12.01.2008 0

What Sanford Stands For

  • On: 12/08/2008 10:35:30
  • In: Government Transparency
  • By Alex Rosenwald

    We have seen many in government obsessed with bailouts. They eagerly fed Wall Street a big fat check—and now possibly the Big 3 will take a slice out of the billion dollar pie to fix their financial mess. And the likely result from another bailout looks anything but appetizing–government gets bigger, a few are made richer, and the A merican people get stuck with the bill.
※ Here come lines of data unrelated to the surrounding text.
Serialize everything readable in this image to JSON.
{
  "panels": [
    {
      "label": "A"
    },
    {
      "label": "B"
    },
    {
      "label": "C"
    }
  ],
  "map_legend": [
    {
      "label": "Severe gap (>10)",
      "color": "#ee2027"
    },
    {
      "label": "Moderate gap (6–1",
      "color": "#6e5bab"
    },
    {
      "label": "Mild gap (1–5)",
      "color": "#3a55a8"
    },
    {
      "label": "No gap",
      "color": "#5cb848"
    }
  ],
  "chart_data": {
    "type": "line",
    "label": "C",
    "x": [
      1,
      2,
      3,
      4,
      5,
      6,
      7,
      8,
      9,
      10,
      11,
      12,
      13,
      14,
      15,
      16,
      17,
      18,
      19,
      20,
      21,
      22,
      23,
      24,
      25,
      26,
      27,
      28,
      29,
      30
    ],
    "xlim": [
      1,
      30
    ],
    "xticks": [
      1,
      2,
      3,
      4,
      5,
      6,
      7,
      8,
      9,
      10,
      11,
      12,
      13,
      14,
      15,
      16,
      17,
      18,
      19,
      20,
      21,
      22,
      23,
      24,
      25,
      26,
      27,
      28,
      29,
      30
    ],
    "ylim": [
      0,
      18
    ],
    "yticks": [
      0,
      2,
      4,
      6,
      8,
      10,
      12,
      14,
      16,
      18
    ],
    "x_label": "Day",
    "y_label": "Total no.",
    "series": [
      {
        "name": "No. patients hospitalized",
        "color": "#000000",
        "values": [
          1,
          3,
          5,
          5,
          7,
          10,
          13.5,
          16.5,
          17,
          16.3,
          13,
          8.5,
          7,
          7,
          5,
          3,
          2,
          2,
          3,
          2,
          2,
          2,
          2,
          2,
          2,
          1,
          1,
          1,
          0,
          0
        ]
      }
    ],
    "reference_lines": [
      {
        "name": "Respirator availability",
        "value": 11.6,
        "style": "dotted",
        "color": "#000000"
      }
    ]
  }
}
    Doesn’t sound too appealing, does it? All in all, the Wall Street bailout accomplished very little—except of course making our government more powerful and making us a little lighter in the wallet. The same would happen if Congress bailed out the auto industry.

    Now, here’s the most important question to look at—do bailouts solve financial problems or do they make things financial problems worse off? Well, we would be foolish in thinking the former were true. Government intervention never makes things better.

    This propensity to hemorrhage federal dollars has even triggered a massive interest from state governments to ask government for some of that bailout money. Hungry governors and state legislators from across the country are pushing Congress with a new bailout to help them push a major news public works program.

    And here’s the challenge: where do you draw the line? What if Boeing needs to be bailed out? Microsoft? Yahoo? Politicians promoting the bailout vision without seeing the problems it may bring for the future is disaster waiting to happen.

    However, there is some hope in South Carolina Gov. Mark Sanford, who is distinguishing himself as one of the few politicos who rejects more spending and demands more accountability. In an effort to put the Federal Government on a spending diet, he wrote an op-ed in the Wall Street Journal, keeping the pressure on Congress to stop with the spending:

    “In 2008 bailouts became the first resort. Over the past year the federal government has committed itself to $2.3 trillion (including the tax rebate “stimulus” checks of last February) to “improve” the economy. I don’t see how another $150 billion now will make a difference in a global slowdown. We’ve already unloaded truckloads of sugar in a vain attempt to sweeten a lake. Tossing in a Twinkie will not make the difference.

    However, there is something Congress can do: free states from federal mandates. South Carolina will spend about $425 million next year meeting federal unfunded mandates. The increase in the minimum wage alone will cost the state $2.6 million and meeting Homeland Security’s REAL ID requirements will cost $8.9 million.

    Based on what I saw in Washington, the bailout train is being loaded up. Taxpayers will have to speak up now to change its freight, tab or departure.”

    Sanford notes a very key point: Congress has already committed 2.3 trillion dollars this year alone to improve the economy. What would a state bailout do except make millions more of America lose money, i.e. savings, retirement fund, and a pretty dismal economic future?

    Unlike most in Washington, Gov. Sanford offers a solution:

    [T]here is something Congress can do: free states from federal mandates. South Carolina will spend about $425 million next year meeting federal unfunded mandates. The increase in the minimum wage alone will cost the state $2.6 million and meeting Homeland Security’s REAL ID requirements will cost $8.9 million.

    Why is this important? Because Congress is out of control and Americans need to do everything they can to stop Congress from creating a similarly out of control debt to bailout Wall Street, the Big 3, and states.

    The responsibility shouldn’t go on the taxpayer—it should go on those responsible for their own bad decisions. Plans that rely on more spending from government is not what we need. We need more personal responsibility—not more government handouts.

    Thankfully, Gov. Sanford has a solution to which the rest of the Federal Government ought to listen.
    Given the loud munching, crunching and slurping of their bailout feasting, however, it is unlikely they can even hear at all.

    Alex Rosenwald is a contributing editor of ALG News Bureau.